Au Sénégal, exprimer une critique envers Ousmane Sonko s’apparente aujourd’hui à un exercice périlleux. La raison ? L’influence grandissante de ses partisans sur les réseaux sociaux, dont les réactions virulentes dissuadent toute prise de parole adverse. Cette dynamique alimente une atmosphère d’intimidation, où les voix dissidentes, qu’elles émanent de la société civile ou des médias, redoutent des représailles.

Un climat politique délétère pour le débat démocratique
La rivalité entre Bassirou Diomaye Faye, président de la République, et Ousmane Sonko, président de l’Assemblée nationale, empoisonne le climat politique au Sénégal.
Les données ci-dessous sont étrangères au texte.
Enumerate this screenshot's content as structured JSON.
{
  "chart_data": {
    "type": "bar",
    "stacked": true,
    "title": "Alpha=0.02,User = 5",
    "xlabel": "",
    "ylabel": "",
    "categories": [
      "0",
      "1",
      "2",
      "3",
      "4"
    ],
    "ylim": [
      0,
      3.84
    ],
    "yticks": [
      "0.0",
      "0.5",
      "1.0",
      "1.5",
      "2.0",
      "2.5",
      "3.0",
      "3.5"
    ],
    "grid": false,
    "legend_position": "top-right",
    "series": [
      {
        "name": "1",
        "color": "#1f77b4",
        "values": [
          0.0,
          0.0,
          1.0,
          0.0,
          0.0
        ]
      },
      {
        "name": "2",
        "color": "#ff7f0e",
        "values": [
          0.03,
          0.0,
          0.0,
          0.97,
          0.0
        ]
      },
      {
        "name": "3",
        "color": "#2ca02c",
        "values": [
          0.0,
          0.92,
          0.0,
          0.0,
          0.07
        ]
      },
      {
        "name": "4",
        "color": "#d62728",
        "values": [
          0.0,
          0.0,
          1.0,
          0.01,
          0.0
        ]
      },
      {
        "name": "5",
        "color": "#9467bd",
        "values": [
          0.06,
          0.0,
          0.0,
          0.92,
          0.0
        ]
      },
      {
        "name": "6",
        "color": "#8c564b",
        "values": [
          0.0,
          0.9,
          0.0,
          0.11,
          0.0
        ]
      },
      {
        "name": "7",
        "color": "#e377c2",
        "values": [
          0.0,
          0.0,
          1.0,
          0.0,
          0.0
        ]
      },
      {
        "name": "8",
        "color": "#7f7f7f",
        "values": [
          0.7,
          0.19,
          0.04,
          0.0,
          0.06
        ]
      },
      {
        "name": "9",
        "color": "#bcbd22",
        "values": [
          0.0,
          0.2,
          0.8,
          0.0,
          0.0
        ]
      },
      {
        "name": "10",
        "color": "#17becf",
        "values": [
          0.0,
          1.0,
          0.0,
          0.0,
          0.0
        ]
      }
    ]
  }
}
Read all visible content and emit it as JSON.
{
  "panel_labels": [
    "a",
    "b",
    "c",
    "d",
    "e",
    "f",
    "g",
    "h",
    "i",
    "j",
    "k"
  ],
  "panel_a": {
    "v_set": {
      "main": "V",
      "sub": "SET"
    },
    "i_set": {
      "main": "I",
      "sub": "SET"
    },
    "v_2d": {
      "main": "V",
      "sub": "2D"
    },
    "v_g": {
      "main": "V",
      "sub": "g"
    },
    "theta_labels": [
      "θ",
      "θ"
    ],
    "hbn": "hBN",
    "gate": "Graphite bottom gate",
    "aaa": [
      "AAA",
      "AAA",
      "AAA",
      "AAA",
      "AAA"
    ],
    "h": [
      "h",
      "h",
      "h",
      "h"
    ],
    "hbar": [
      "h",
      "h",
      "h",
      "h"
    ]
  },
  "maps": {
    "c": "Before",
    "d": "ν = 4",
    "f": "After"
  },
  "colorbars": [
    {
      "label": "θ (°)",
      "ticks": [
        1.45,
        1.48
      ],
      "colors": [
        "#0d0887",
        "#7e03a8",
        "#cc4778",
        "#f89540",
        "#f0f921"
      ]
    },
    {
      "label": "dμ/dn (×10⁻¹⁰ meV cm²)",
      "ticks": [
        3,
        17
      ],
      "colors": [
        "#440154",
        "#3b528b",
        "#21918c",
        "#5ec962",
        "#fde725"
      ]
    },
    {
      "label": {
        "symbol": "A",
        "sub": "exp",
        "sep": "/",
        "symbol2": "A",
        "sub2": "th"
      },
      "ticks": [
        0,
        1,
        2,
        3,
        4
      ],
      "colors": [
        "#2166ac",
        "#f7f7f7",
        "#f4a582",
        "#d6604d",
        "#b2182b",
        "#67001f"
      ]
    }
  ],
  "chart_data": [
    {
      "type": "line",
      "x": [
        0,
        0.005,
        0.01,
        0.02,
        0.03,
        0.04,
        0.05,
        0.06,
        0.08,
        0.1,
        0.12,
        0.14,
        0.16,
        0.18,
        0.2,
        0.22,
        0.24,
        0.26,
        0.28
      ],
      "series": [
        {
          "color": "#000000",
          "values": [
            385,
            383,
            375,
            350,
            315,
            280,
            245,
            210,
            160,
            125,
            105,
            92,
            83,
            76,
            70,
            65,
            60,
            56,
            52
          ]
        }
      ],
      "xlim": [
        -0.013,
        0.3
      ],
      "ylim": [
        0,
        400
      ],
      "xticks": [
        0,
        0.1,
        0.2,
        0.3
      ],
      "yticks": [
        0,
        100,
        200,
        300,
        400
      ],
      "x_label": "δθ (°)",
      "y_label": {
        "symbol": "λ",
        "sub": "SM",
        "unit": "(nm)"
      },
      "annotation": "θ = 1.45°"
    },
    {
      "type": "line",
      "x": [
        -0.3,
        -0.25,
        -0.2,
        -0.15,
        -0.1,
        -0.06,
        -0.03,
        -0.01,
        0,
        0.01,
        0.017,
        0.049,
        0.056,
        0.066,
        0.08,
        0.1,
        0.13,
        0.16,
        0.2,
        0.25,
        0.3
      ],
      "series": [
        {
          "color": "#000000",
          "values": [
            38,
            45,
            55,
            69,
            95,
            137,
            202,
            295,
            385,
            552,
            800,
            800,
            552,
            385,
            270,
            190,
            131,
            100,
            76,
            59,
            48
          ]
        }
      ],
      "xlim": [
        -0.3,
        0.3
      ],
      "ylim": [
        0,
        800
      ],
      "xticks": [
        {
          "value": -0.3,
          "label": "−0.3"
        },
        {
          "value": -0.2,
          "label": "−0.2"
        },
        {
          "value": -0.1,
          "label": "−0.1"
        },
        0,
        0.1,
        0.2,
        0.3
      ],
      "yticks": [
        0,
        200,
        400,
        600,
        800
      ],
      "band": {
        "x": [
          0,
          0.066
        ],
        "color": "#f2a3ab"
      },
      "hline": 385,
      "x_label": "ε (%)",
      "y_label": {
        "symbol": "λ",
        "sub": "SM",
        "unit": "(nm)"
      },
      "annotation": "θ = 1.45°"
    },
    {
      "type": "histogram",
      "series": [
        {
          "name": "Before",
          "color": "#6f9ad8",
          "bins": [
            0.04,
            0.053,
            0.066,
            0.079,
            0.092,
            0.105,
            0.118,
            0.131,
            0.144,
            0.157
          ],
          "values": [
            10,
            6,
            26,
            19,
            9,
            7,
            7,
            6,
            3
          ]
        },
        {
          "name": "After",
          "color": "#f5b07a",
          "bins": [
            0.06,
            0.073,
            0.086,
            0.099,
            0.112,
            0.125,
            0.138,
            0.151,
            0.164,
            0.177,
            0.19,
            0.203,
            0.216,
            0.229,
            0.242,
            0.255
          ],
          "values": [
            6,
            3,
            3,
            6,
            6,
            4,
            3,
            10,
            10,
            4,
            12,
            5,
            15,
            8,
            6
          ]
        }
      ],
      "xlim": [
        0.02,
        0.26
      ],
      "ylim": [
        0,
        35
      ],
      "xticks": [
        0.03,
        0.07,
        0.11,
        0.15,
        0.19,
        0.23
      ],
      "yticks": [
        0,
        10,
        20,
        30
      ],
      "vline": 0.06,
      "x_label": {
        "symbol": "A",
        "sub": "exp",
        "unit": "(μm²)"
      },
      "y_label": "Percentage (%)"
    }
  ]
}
Des acteurs de la société civile et des journalistes alertent sur l’émergence d’un environnement marqué par l’intimidation. Critiquer Ousmane Sonko expose désormais à des campagnes de dénigrement virulentes sur les réseaux sociaux, orchestrées par les militants du Pastef, parti au pouvoir. Cette situation pousse de nombreux citoyens à l’autocensure par crainte de représailles, qu’elles soient virtuelles ou réelles.
Dès sa prise de fonction à la Primature en avril 2024, Ousmane Sonko a multiplié les déclarations hostiles envers les médias, affirmant sans détour :
« On ne tolérera plus que des organes de presse publient des allégations infondées au nom d’une prétendue liberté d’expression, sans preuve tangible. »
Les magistrats dans le collimateur
Ousmane Sonko n’a pas épargné le système judiciaire sénégalais. En novembre 2025, lors d’une réunion, il a vivement critiqué certains magistrats, les accusant de freiner les enquêtes financières et de perpétuer les pratiques du « système » qu’il combat depuis ses débuts en politique. Ces propos ont suscité une vive indignation parmi les professionnels du droit.
Les droits des femmes en recul
Les droits des femmes au Sénégal subissent également un net recul. Ossama Monique Sagna, militante féministe, souligne l’absence d’avancées structurelles malgré les promesses. La loi sur la parité, adoptée en 2010, reste largement lettre morte. « Le gouvernement actuel compte moins de femmes ministres que le dernier cabinet de Macky Sall. C’est un recul flagrant de la représentation féminine dans les instances décisionnelles », déplore-t-elle.
En effet, le gouvernement précédent comptait sept femmes ministres, contre seulement quatre dans l’actuel exécutif, soit environ 13 % des postes, un chiffre qui suscite l’incompréhension et la frustration dans l’opinion publique.
Pour Ossama Monique Sagna, les revendications féministes restent identiques depuis des années. « Les attentes sont toujours les mêmes : réforme du Code de la famille, application du protocole de Maputo, lutte contre les féminicides et les violences basées sur le genre. Pourtant, les réponses politiques se font attendre. En 2025, près de 18 féminicides ont été recensés, et les autorités peinent à réagir avec la fermeté nécessaire. »
Ce tableau dessine une réalité sénégalaise où la liberté d’expression et les droits fondamentaux subissent des pressions croissantes, sous l’effet des discours et des actions d’une partie de l’élite politique.